Regarding the sale year, there were no major differences in price and count over years, even during the financial crisis in 2008-2009.
The seasonality in sales activities is obvious. The house sale market is more active in summertime (June & July), but this did not associate with higher prices.
For the 19 neighborhoods in Ames, there exist 2 major clusters on the west of the university and the north side of Ames. North Ames (the pink spots on the graph) is the neighborhood with the most sales through the years.
I visualized sale prices and ages by neighborhoods (sorted by the distance to Ames downtown) by violin plots. The result shows that neighborhoods closer to downtown generally have older houses.
Northridge and Northridge Heights, the two brand-new neighborhoods (average age of 2 years), also have the highest average prices. On the other hand, IDOTRR (railroad) and Southwest of ISU, the two oldest neighborhoods have mid-to-low-end sale prices on average.
Two types of features were found to be highly correlated with prices, size-related features (and the number of rooms), and quality and condition features.
The living area above ground, the total number of rooms above ground (excluding bathrooms), and the area of the garage are all correlated with sale prices.
4) Quality & condition
As for the quality features, better qualities are associated with high prices intuitively. But for the different condition levels, the relationship is not significant, as the conditions are very concentrated at the middle level (5/10), which distorts the relationship with sale prices.
- Pools – Excellence of pools is associated with significantly higher prices. When modeling, either transforming this variable to a Y/N feature or tree-based models is able to better handle this pattern.
- Number of fireplaces - Might be correlated with house size as larger houses may have more fireplaces.
- Utilities and Exterior - houses with public utilities generally have higher prices than those with septic tanks. And sale prices vary among different exterior types.
New features were created or condensed to assist the analysis.
- Age of the house- Year that the house was sold – Year house was built or remodeled
- Age of garage- same approach
- of bathrooms- adding the full bathrooms and half bathrooms
- of bathrooms in the basement- same approach
- Low-quality area above ground / Total area- this “low-quality ratio” is considered as it negatively affects the house’s sale price
With all the features selected and created by this step, I first label encoded ordinal variables into numerical. Then for all the numerical features, two analyses were conducted to further select features,
- correlation matrix among all numerical features to detect and resolve multicollinearity
- univariate analysis with house sale prices to refine features selection
Through the selection process, 58 numerical and categorical features are used for modeling prior to dummifications.

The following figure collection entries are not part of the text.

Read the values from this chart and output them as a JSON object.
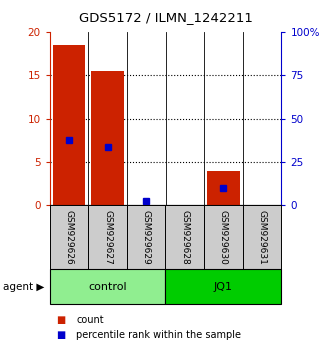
{
  "title": "GDS5172 / ILMN_1242211",
  "samples": [
    "GSM929626",
    "GSM929627",
    "GSM929629",
    "GSM929628",
    "GSM929630",
    "GSM929631"
  ],
  "count_values": [
    18.5,
    15.5,
    0.0,
    0.0,
    4.0,
    0.0
  ],
  "percentile_values": [
    37.5,
    33.5,
    2.5,
    0.0,
    10.0,
    0.0
  ],
  "groups": [
    {
      "label": "control",
      "indices": [
        0,
        1,
        2
      ],
      "color": "#90EE90"
    },
    {
      "label": "JQ1",
      "indices": [
        3,
        4,
        5
      ],
      "color": "#00CC00"
    }
  ],
  "left_ylim": [
    0,
    20
  ],
  "right_ylim": [
    0,
    100
  ],
  "left_yticks": [
    0,
    5,
    10,
    15,
    20
  ],
  "right_yticks": [
    0,
    25,
    50,
    75,
    100
  ],
  "right_yticklabels": [
    "0",
    "25",
    "50",
    "75",
    "100%"
  ],
  "left_color": "#CC2200",
  "right_color": "#0000CC",
  "bar_color": "#CC2200",
  "percentile_color": "#0000CC",
  "label_area_color": "#cccccc",
  "bar_width": 0.85,
  "dotted_lines": [
    5,
    10,
    15
  ]
}
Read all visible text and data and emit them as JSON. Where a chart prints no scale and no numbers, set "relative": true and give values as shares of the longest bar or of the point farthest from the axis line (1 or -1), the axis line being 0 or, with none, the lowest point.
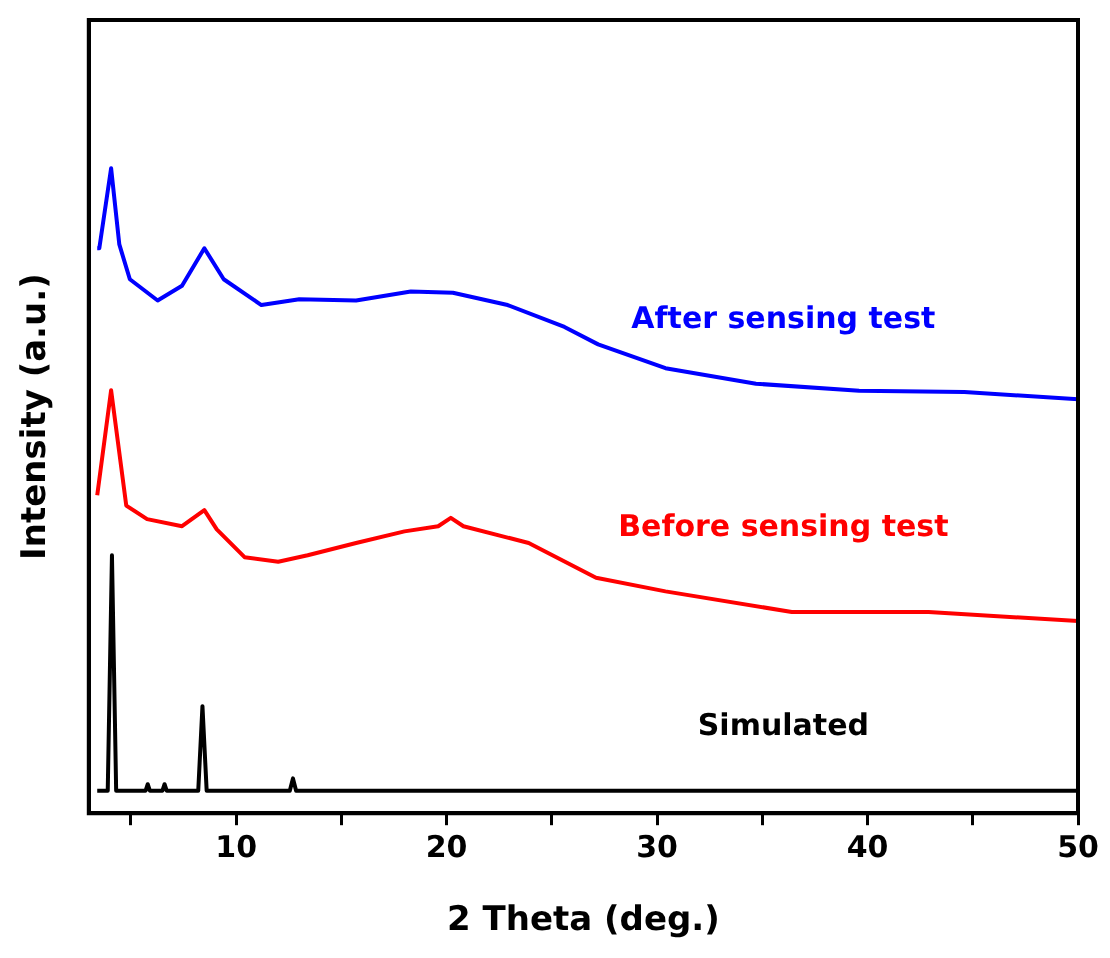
{
  "chart_data": {
    "type": "line",
    "xlabel": "2 Theta (deg.)",
    "ylabel": "Intensity (a.u.)",
    "relative": true,
    "xlim": [
      3,
      50
    ],
    "xticks": [
      {
        "value": 5,
        "label": null
      },
      10,
      {
        "value": 15,
        "label": null
      },
      20,
      {
        "value": 25,
        "label": null
      },
      30,
      {
        "value": 35,
        "label": null
      },
      40,
      {
        "value": 45,
        "label": null
      },
      50
    ],
    "grid": false,
    "legend": false,
    "marker": "none",
    "line_style": "solid",
    "series": [
      {
        "name": "After sensing test",
        "color": "#0000ff",
        "x": [
          3.4,
          3.5,
          4.06,
          4.45,
          4.95,
          6.27,
          7.43,
          8.49,
          9.41,
          11.2,
          13.0,
          15.7,
          18.3,
          20.3,
          22.9,
          25.6,
          27.2,
          30.4,
          34.7,
          39.6,
          44.6,
          50
        ],
        "values": [
          0.876,
          0.876,
          1.0,
          0.882,
          0.828,
          0.795,
          0.818,
          0.876,
          0.828,
          0.788,
          0.797,
          0.795,
          0.809,
          0.807,
          0.788,
          0.754,
          0.727,
          0.69,
          0.666,
          0.655,
          0.653,
          0.642
        ]
      },
      {
        "name": "Before sensing test",
        "color": "#ff0000",
        "x": [
          3.4,
          4.06,
          4.78,
          5.77,
          7.43,
          8.49,
          9.08,
          10.4,
          12.0,
          13.4,
          15.7,
          18.0,
          19.6,
          20.2,
          20.8,
          23.9,
          27.1,
          30.4,
          36.4,
          42.9,
          50
        ],
        "values": [
          0.493,
          0.656,
          0.477,
          0.456,
          0.445,
          0.47,
          0.44,
          0.397,
          0.39,
          0.4,
          0.419,
          0.437,
          0.445,
          0.458,
          0.445,
          0.419,
          0.365,
          0.344,
          0.312,
          0.312,
          0.298
        ]
      },
      {
        "name": "Simulated",
        "color": "#000000",
        "x": [
          3.4,
          3.9,
          4.1,
          4.3,
          5.7,
          5.8,
          5.9,
          6.5,
          6.6,
          6.7,
          8.2,
          8.4,
          8.6,
          12.55,
          12.7,
          12.85,
          50
        ],
        "values": [
          0.035,
          0.035,
          0.4,
          0.035,
          0.035,
          0.045,
          0.035,
          0.035,
          0.045,
          0.035,
          0.035,
          0.166,
          0.035,
          0.035,
          0.054,
          0.035,
          0.035
        ]
      }
    ]
  }
}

The data is split by 70%-30% for training and testing respectively. Seven different models were fitted including linear models, non-linear models and tree-based models (MLR, ridge, lasso, elastic-net, SVR, random forest and XGBOOST). Those models are tuned by the grid search and the results are as follows,
- XGBOOST is the best model with the best performance both on training and testing
- From the prediction perspective, a tree-based model in general performs better than linear models.
To better understand the model, I checked the feature importance for Lasso model and XGBoost model even though the results may not be intuitive as predictive models. Lasso is the good modeling choice for feature selection and XGBoost the is best predictor.

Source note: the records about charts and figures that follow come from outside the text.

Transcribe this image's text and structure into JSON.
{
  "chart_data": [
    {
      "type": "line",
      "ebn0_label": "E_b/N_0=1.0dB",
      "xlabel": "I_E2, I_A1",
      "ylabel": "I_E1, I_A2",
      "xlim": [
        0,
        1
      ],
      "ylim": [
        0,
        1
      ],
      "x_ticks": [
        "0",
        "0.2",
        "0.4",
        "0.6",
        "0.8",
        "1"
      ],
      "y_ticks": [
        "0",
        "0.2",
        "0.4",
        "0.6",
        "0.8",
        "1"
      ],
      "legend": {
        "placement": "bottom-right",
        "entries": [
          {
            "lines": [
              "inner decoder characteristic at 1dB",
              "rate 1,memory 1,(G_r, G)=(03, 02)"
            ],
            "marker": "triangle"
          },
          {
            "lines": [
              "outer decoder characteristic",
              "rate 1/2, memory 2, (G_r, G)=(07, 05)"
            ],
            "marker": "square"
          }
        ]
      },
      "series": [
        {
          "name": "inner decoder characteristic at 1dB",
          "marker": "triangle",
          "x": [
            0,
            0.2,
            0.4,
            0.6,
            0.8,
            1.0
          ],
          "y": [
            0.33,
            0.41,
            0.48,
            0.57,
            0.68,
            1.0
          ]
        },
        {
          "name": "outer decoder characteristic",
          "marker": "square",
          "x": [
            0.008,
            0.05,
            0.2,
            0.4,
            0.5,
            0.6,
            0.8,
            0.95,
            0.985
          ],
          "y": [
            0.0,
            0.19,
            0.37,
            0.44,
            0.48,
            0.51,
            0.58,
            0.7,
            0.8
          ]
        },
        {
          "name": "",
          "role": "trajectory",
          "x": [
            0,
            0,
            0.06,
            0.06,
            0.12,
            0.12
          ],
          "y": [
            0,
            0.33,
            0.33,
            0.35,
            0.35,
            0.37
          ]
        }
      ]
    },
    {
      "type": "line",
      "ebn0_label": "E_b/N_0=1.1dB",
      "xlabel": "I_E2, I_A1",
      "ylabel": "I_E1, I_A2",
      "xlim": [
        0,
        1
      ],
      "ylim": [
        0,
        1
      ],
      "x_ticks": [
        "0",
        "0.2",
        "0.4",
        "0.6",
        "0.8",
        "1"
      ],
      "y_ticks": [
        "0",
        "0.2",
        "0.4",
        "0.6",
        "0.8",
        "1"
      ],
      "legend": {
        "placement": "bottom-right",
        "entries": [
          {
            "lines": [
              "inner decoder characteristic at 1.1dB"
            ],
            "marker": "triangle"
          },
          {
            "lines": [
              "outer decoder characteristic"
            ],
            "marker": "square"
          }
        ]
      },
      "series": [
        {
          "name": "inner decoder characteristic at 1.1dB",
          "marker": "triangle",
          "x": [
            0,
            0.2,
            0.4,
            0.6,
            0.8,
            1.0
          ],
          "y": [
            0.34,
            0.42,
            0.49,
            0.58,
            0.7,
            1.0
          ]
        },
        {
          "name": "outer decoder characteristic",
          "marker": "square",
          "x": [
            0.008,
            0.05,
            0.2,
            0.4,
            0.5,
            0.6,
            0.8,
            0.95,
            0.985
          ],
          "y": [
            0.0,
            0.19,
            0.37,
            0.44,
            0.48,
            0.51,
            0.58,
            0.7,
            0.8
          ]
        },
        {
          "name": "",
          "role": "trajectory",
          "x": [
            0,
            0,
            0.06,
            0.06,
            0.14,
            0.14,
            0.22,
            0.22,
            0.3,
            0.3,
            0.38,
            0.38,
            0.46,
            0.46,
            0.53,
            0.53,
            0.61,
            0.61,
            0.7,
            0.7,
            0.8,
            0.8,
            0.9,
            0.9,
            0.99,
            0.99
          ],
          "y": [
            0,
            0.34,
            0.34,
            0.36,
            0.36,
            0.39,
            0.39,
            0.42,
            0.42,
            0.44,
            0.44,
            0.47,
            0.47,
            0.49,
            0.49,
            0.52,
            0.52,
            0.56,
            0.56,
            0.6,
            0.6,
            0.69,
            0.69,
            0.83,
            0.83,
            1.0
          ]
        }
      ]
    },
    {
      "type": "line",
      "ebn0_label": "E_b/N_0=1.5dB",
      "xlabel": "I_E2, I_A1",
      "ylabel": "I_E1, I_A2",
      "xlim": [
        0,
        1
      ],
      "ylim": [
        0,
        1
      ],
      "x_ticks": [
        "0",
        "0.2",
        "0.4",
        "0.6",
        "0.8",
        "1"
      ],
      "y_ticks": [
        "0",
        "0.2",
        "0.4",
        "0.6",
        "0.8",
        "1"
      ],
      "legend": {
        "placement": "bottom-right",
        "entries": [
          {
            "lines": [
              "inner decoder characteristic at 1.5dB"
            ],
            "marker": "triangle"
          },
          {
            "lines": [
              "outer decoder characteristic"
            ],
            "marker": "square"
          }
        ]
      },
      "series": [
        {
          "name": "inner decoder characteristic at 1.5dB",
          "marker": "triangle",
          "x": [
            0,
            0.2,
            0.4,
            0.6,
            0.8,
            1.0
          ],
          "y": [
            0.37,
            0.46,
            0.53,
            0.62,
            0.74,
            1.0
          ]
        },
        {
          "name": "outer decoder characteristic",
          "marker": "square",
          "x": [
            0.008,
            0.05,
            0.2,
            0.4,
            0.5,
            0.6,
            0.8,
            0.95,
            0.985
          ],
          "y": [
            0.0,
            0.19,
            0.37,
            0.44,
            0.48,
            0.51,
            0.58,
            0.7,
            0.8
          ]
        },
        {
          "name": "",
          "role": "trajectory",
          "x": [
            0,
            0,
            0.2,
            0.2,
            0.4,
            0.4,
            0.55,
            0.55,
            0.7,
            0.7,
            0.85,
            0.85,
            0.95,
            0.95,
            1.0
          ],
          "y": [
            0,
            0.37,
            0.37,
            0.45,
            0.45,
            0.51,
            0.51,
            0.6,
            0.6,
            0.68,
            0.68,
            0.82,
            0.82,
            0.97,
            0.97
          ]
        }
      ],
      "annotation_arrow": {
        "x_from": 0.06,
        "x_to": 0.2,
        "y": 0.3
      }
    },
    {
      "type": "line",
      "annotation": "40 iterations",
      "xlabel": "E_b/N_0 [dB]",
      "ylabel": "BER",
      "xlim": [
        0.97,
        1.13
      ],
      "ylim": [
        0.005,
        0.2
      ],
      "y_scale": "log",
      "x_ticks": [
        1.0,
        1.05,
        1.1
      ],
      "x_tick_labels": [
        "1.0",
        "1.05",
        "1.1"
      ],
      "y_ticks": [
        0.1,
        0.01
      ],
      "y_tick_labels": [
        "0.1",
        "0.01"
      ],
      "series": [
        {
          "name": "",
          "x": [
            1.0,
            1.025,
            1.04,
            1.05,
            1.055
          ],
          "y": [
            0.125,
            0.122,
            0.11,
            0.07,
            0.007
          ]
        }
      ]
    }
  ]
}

Although some important features cannot be explained by common sense, it is clear that overall quality, garage capacity, above-ground living area, number of fireplaces, etc. are the major price influencers in predictive models as well, which is also consistent with EDA conclusions.
As for the next steps of this study, the analysis would dig deeper into feature selections and feature engineering to generate optimal features for modeling. Additionally, modeling tuning is time-consuming. The analysis could be expanded with a wider range of hyperparameter selections to further improve predictive performance.